158 Cf. Assemblée plénière de la S. Congrégation pour l'Evangélisation des Peuples, en 1969, sur les catéchistes et l'"Instruction" d'avril 1970 qui les concerne: Bibliografia missionaria 34 (1970), pp. 197-212, et S.C de Propaganda Fide Memona Rerum, III/2 (1976), pp. 821-831.


74 A côté des catéchistes, il faut rappeler les autres formes de service de la vie de l'Eglise et de la mission et les autres fonctions: animateurs de la prière, du chant et de la liturgie, chefs de communautés ecclésiales de base et de groupes bibliques; responsables des oeuvres de charité; administrateurs des biens de l'Eglise; dirigeants des divers groupes d'apostolat; enseignants de religion dans les écoles. Tous les fidèles laïcs doivent consacrer à l'Eglise une partie de leur temps, en vivant d'une manière cohérente avec leur foi.


La Congrégation pour l'Evangélisation des Peuples et les autres structures de l'activité missionnaire

75 Les responsables et les agents de la pastorale missionnaire doivent se sentir unis dans la communion qui caractérise le Corps mystique. Le Christ a prié à cette intention à la dernière Cène: " Comme toi, Père, tu es en moi et moi en toi, qu'eux aussi soient en nous, afin que le monde croie que tu m'as envoyé " (Jn 17,21). C'est dans cette communion que réside le fondement de la fécondité de la mission.
Mais l'Eglise est également une communion visible et organique et c'est pourquoi la mission requiert une union extérieure et ordonnée entre les diverses responsabilités et les diverses fonctions, de façon que tous les membres " dépensent leurs forces d'un même coeur pour la construction de l'Eglise "(159).

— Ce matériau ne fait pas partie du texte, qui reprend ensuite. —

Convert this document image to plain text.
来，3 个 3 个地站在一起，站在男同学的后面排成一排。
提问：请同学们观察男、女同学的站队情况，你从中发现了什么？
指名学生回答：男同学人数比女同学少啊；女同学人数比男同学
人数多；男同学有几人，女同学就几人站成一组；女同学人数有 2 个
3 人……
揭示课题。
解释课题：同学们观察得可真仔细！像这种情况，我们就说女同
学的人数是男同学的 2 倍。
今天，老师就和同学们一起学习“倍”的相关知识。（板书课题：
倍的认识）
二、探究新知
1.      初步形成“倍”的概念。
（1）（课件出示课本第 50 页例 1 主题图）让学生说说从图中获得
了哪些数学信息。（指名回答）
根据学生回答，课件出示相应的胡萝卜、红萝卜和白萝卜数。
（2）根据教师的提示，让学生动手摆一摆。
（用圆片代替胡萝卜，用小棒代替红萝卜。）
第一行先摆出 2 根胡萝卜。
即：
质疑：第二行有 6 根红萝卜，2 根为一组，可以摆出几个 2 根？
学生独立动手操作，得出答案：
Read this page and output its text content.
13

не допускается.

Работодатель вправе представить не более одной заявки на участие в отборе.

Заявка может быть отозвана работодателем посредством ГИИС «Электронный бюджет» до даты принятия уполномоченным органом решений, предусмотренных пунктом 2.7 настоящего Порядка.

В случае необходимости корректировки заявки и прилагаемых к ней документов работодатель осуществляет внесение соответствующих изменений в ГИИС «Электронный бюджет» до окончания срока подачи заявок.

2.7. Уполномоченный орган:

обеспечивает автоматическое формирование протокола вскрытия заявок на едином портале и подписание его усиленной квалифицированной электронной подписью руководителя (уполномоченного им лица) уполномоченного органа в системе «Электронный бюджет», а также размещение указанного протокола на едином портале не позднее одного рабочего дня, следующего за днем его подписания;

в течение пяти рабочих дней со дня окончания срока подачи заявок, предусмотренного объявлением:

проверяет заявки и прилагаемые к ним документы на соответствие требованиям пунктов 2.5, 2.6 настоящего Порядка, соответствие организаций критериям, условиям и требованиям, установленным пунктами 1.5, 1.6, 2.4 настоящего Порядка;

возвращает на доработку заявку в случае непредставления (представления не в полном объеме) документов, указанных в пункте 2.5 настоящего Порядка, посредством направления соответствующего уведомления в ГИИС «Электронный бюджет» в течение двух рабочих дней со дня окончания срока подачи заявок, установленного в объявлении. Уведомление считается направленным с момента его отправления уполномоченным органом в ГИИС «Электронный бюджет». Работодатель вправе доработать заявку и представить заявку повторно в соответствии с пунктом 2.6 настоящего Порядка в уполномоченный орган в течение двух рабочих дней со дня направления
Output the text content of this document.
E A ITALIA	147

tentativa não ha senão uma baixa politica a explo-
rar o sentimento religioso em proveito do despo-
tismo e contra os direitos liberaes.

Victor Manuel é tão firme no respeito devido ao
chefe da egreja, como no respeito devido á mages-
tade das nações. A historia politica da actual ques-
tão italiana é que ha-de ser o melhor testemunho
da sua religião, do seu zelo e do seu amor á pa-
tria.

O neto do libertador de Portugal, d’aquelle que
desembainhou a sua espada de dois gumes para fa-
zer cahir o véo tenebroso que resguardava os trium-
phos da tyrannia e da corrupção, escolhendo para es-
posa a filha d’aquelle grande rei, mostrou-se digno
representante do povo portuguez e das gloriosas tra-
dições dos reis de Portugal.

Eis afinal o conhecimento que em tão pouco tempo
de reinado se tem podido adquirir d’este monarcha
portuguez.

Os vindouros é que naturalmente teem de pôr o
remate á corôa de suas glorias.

159 CONC. OECUM. VAT. II, Décret sur l'activité missionnaire de l'Eglise Ad gentes AGD 28


Il incombe au Dicastère missionnaire " de diriger et de coordonner dans le monde entier l'oeuvre même de l'évangélisation des peuples et la coopération missionnaire, étant sauve la compétence de la Congrégation pour les Eglises orientales "(160). C'est donc par ce Dicastère que " doivent être suscités, et répartis selon les besoins les plus urgents des régions, les missionnaires. C'est par lui que doit être établi un plan rationnel d'action; de lui que doivent provenir les normes directrices et les principes adoptés en vue de l'évangélisation; par lui que doivent être données les impulsions "(161). Je ne puis que confirmer ces sages dispositions: pour relancer la mission ad gentes, il faut le centre d'impulsion, de direction et de coordination qu'est la Congrégation pour l'Evangélisation. J'invite les Conférences épiscopales et leurs organismes, les supérieurs majeurs des Ordres, des Congrégations et des Instituts, les organismes de laïcs engagés dans l'activité missionnaire, à collaborer fidèlement avec cette Congrégation, qui a l'autorité nécessaire pour organiser et diriger l'activité et la coopération missionnaires au niveau universel.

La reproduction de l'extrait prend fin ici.